平成15年9月25日 名古屋地方裁判所判決

(争点)

  1. 原告の後遺障害の原因
  2. 神経損傷、腱損傷等への対応に関する注意義務違反の有無
  3. 阻血解消措置を行わなかった注意義務違反の有無
  4. 因果関係
  5. 損害

(事案)

原告は、本件当時48歳の男性、被告は病院の開設者(法人)。原告が自宅で転倒して左前腕をガラスで負傷。
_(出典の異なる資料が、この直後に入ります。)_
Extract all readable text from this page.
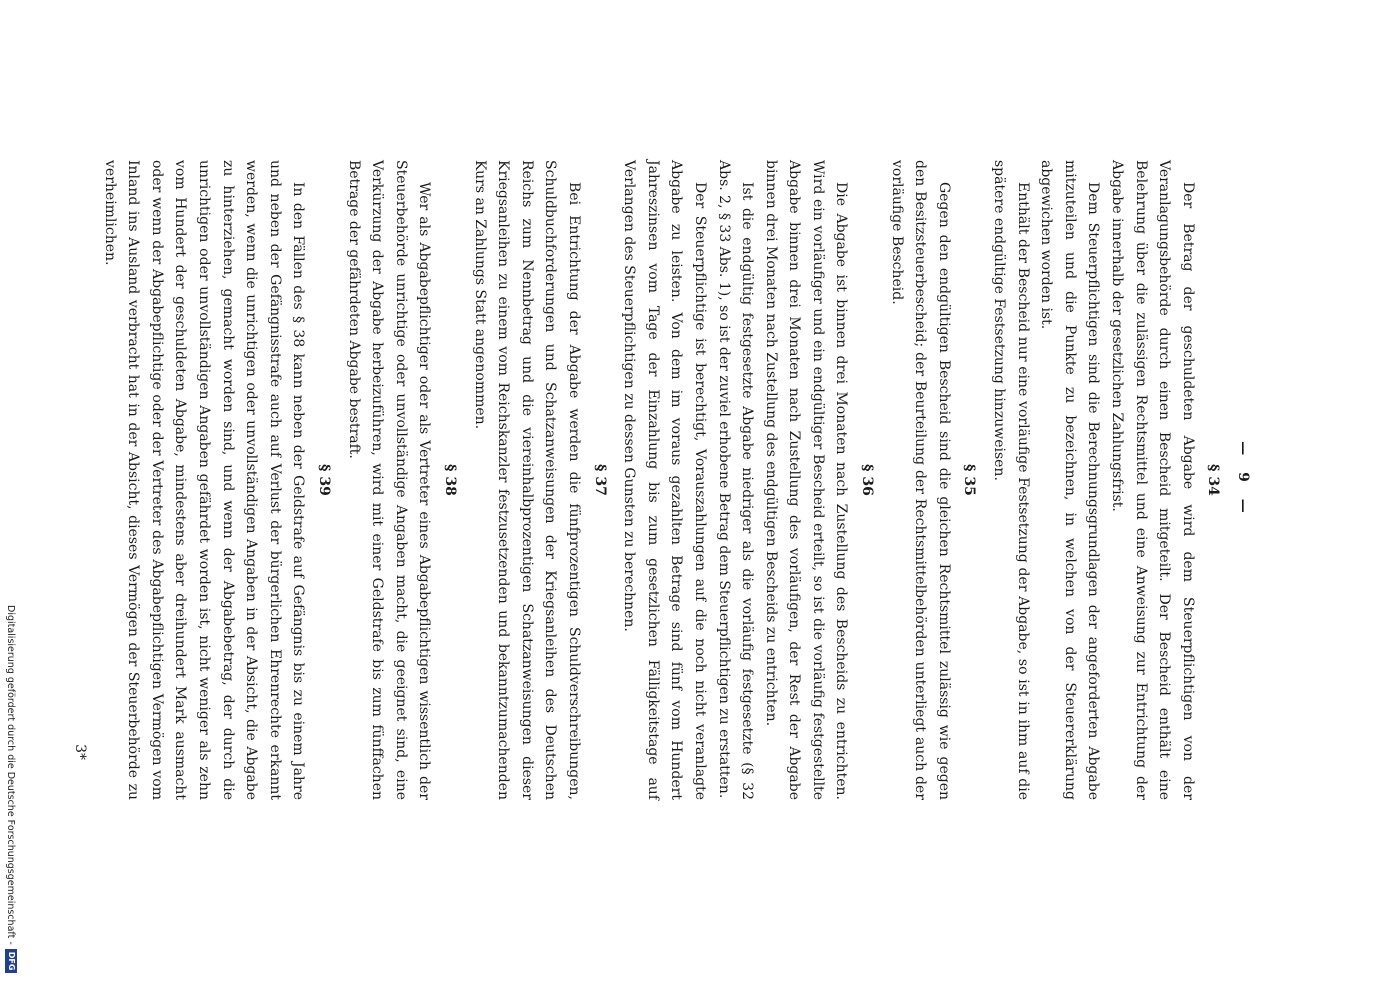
— 9 —
§ 34

Der Betrag der geschuldeten Abgabe wird dem Steuerpflichtigen von der Veranlagungsbehörde durch einen Bescheid mitgeteilt. Der Bescheid enthält eine Belehrung über die zulässigen Rechtsmittel und eine Anweisung zur Entrichtung der Abgabe innerhalb der gesetzlichen Zahlungsfrist.

Dem Steuerpflichtigen sind die Berechnungsgrundlagen der angeforderten Abgabe mitzuteilen und die Punkte zu bezeichnen, in welchen von der Steuererklärung abgewichen worden ist.

Enthält der Bescheid nur eine vorläufige Festsetzung der Abgabe, so ist in ihm auf die spätere endgültige Festsetzung hinzuweisen.

§ 35

Gegen den endgültigen Bescheid sind die gleichen Rechtsmittel zulässig wie gegen den Besitzsteuerbescheid; der Beurteilung der Rechtsmittelbehörden unterliegt auch der vorläufige Bescheid.

§ 36

Die Abgabe ist binnen drei Monaten nach Zustellung des Bescheids zu entrichten. Wird ein vorläufiger und ein endgültiger Bescheid erteilt, so ist die vorläufig festgestellte Abgabe binnen drei Monaten nach Zustellung des vorläufigen, der Rest der Abgabe binnen drei Monaten nach Zustellung des endgültigen Bescheids zu entrichten.

Ist die endgültig festgesetzte Abgabe niedriger als die vorläufig festgesetzte (§ 32 Abs. 2, § 33 Abs. 1), so ist der zuviel erhobene Betrag dem Steuerpflichtigen zu erstatten.

Der Steuerpflichtige ist berechtigt, Vorauszahlungen auf die noch nicht veranlagte Abgabe zu leisten. Von dem im voraus gezahlten Betrage sind fünf vom Hundert Jahreszinsen vom Tage der Einzahlung bis zum gesetzlichen Fälligkeitstage auf Verlangen des Steuerpflichtigen zu dessen Gunsten zu berechnen.

§ 37

Bei Entrichtung der Abgabe werden die fünfprozentigen Schuldverschreibungen, Schuldbuchforderungen und Schatzanweisungen der Kriegsanleihen des Deutschen Reichs zum Nennbetrag und die viereinhalbprozentigen Schatzanweisungen dieser Kriegsanleihen zu einem vom Reichskanzler festzusetzenden und bekanntzumachenden Kurs an Zahlungs Statt angenommen.

§ 38

Wer als Abgabepflichtiger oder als Vertreter eines Abgabepflichtigen wissentlich der Steuerbehörde unrichtige oder unvollständige Angaben macht, die geeignet sind, eine Verkürzung der Abgabe herbeizuführen, wird mit einer Geldstrafe bis zum fünffachen Betrage der gefährdeten Abgabe bestraft.

§ 39

In den Fällen des § 38 kann neben der Geldstrafe auf Gefängnis bis zu einem Jahre und neben der Gefängnisstrafe auch auf Verlust der bürgerlichen Ehrenrechte erkannt werden, wenn die unrichtigen oder unvollständigen Angaben in der Absicht, die Abgabe zu hinterziehen, gemacht worden sind, und wenn der Abgabebetrag, der durch die unrichtigen oder unvollständigen Angaben gefährdet worden ist, nicht weniger als zehn vom Hundert der geschuldeten Abgabe, mindestens aber dreihundert Mark ausmacht oder wenn der Abgabepflichtige oder der Vertreter des Abgabepflichtigen Vermögen vom Inland ins Ausland verbracht hat in der Absicht, dieses Vermögen der Steuerbehörde zu verheimlichen.

3*
Digitalisierung gefördert durch die Deutsche Forschungsgemeinschaft -
DFG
平成9年11月27日に被告病院に救急搬送され、1ヶ月余り同病院で入院治療を受け、その後転医して、神経縫合術、腱以降術等を受けたが、平成11年6月24日に、左手指知覚麻痺、左5指の著しい機能障害及び左手指の巧緻運動不能の後遺障害が症状固定した。

(損害賠償請求額)

9,819万9,236円(損害の主張としては8,209万2,605円)
内訳:転医先での入通院慰謝料300万円+逸失利益5,759万2,605円+後遺障害慰謝料1,350万円+弁護士費用800万円

(判決による請求認容額)

440万円(後遺障害慰謝料400万円+弁護士費用40万円)

(裁判所の判断)

原告の後遺障害の原因

転医先で原告を診断した手の外科の専門医による診断や鑑定結果などから、原告の後遺障害は、正中神経及び尺骨神経の各損傷、腱損傷並びにフォルクマン拘縮が主たる原因となって発生したと認定

神経損傷、腱損傷等への対応に関する注意義務違反の有無

大きな外力が加わった前腕部の開放性損傷の治療に当たる医師としては、血管、神経及び腱等の損傷の有無を慎重に判断し、これらが認められた場合には、可能な限り機能障害を残さないように適切な処置を採るべき注意義務を負うと判示。
1. 本件の状況においては、当直のA医師には、受傷直後の救急外来の時点で創部を展開して、血管、神経及び腱等の損傷の有無を確認すべき注意義務は無いと判断。
2. 本件においては、緊急の阻血解消措置を必要とするほどの血行障害を疑わせる所見は認められなかったとして、A医師には、11月27日の救急外来後、直ちに専門的な治療のできる施設に原告を転送すべき注意義務は無いと判断。
3. 一般外科医は神経及び腱の一次縫合(受傷後直ちに縫合処置を行うこと)を行うべきはないと認めるのが相当であるとして、一般外科医である被告病院のB医師(被告代表者であり、被告病院の常勤外科医)が血管損傷、神経損傷および腱損傷に対する一次縫合などの処置を行わなかったことについての注意義務違反は無いと判断。
4. 神経損傷等が具体的に疑われる場合には、診察を担当した医師は可能な限り早期に整形外科を受診させるべき注意義務を負うと判示。そして、B医師らが原告に神経損傷及び腱損傷があることをほぼ確信し、原告が通常の場合以上に継続して強い疼痛を訴えていた11月28日の時点で、直ちに原告に整形外科を受診させるべき注意義務があったとし、B医師らの注意義務違反を認定。

阻血解消措置を行わなかった注意義務違反の有無

1. 一般外科医であるB医師らに、フォルクマン拘縮の可能性を認識した上で阻血解消措置を採るべき注意義務は無いと判断。
2. 受傷後5日程度経過した場合であってもフォルクマン拘縮の急性期として扱い得るとの知見が、本件当時に一般整形外科医(手の外科を専門としない整形外科医)にまで普及していたのものとは認め難いとして、一般整形外科医であるD医師が、受傷後5日程度経過した時点で、フォルクマン拘縮の可能性を認識しながら、緊急に阻血解消措置を採る必要はないと判断したことについて、注意義務違反は無いと判断。

因果関係

B医師らが11月28日に原告に整形外科を受診させていれば、原告の後遺障害が現在の症状よりは程度の軽いものにとどまっていたであろうという限度で、原告の現在の後遺障害とB医師らの注意義務違反との間に相当因果関係を認定。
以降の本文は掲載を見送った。